A cabinet meeting specifically aimed at upgrading our industrial competitiveness has been held for the first time since the launch of the Moon Jae-in government in May. The idea for such a meeting among the deputy prime minister for the economy, chairman of the Financial Service Commission, minister of trade, industry and energy as well as other offices related to the economy was devised in June 2016 by the Park Geun-hye administration, but a meeting was convened for the first time under the Moon administration. That suggests how little interest or will the government has on the critical subject of restructuring.

Under a belated outline for restructuring, the government will pursue corporate restructuring led by the market instead of the state, balancing financial and industry interests. The work of bailing out or turning around troubled companies will be left to creditor banks instead of state lenders and use means other than the capital markets and bankruptcy courts. For instance, state-owned banks and commercial lenders will jointly form a fund of 1 trillion won ($910 million) in the first half to buy out companies for restructuring.

The government will come up with an incentive package to promote more contributions from private equity funds to corporate restructuring. It set a new guideline on restructuring to examine whether a company should be liquidated or saved in view of the industry conditions and outlook instead of merely looking at its bottom line and financial state. The new policy is based on criticisms that more was lost by letting Hanjin Shipping go bankrupt on the basis of its debt levels and by dumping troubled companies entirely on state-owned lenders.
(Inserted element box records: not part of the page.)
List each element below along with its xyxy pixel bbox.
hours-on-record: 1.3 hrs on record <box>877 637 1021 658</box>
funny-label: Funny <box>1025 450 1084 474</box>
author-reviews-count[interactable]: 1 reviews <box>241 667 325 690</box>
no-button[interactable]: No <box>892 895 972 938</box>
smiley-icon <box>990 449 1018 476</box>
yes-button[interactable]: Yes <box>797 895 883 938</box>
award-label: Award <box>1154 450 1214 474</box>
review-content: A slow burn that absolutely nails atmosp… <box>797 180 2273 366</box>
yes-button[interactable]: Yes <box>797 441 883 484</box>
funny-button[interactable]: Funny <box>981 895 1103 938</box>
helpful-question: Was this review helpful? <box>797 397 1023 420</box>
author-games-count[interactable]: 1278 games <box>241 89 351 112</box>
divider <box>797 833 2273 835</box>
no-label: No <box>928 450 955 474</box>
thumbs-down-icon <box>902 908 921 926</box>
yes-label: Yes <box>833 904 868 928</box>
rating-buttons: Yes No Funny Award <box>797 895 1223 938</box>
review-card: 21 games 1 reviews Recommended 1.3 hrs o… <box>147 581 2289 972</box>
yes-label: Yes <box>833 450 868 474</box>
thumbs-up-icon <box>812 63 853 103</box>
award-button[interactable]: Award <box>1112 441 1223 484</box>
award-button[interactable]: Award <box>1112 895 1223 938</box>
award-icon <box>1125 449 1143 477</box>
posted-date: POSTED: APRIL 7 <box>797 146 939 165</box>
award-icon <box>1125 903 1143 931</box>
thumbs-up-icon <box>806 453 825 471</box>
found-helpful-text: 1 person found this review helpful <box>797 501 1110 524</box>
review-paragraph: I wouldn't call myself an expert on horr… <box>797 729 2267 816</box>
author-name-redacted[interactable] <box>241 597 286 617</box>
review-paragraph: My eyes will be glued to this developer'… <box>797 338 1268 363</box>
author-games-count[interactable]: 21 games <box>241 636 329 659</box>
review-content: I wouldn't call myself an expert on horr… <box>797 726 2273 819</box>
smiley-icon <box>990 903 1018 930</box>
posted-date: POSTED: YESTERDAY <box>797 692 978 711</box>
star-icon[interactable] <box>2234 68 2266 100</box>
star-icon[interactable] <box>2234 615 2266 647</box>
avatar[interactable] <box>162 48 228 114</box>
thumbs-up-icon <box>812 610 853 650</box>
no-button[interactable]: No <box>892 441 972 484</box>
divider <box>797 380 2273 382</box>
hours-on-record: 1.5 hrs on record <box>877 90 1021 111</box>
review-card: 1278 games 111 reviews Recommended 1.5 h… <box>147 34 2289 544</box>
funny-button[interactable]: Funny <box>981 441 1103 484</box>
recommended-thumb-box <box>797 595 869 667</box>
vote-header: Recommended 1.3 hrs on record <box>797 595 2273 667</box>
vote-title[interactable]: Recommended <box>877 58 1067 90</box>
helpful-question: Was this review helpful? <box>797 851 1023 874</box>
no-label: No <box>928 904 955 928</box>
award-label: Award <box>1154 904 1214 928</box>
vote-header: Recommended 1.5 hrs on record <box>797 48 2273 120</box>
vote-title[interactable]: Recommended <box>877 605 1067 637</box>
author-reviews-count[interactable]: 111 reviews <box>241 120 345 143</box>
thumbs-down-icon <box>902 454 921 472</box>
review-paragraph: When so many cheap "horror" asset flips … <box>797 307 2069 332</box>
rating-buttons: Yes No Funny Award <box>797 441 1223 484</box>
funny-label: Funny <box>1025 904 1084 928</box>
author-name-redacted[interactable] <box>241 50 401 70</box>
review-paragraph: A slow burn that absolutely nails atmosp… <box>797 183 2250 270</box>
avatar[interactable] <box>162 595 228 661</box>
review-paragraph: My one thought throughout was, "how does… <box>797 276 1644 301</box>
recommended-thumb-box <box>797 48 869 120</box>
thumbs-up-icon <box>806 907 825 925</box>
But too much consideration of the industrial aspect could give more excuses to delay restructuring. The government said it would listen to opinions of all parties. But no one — shareholders, creditors and employees — is happy to agree to restructuring. The government said it will decide on actions on troubled mid-sized shipbuilders after it received a consultancy report. That too could be interpreted as an intent to put off an unpopular decision because of next year’s local elections.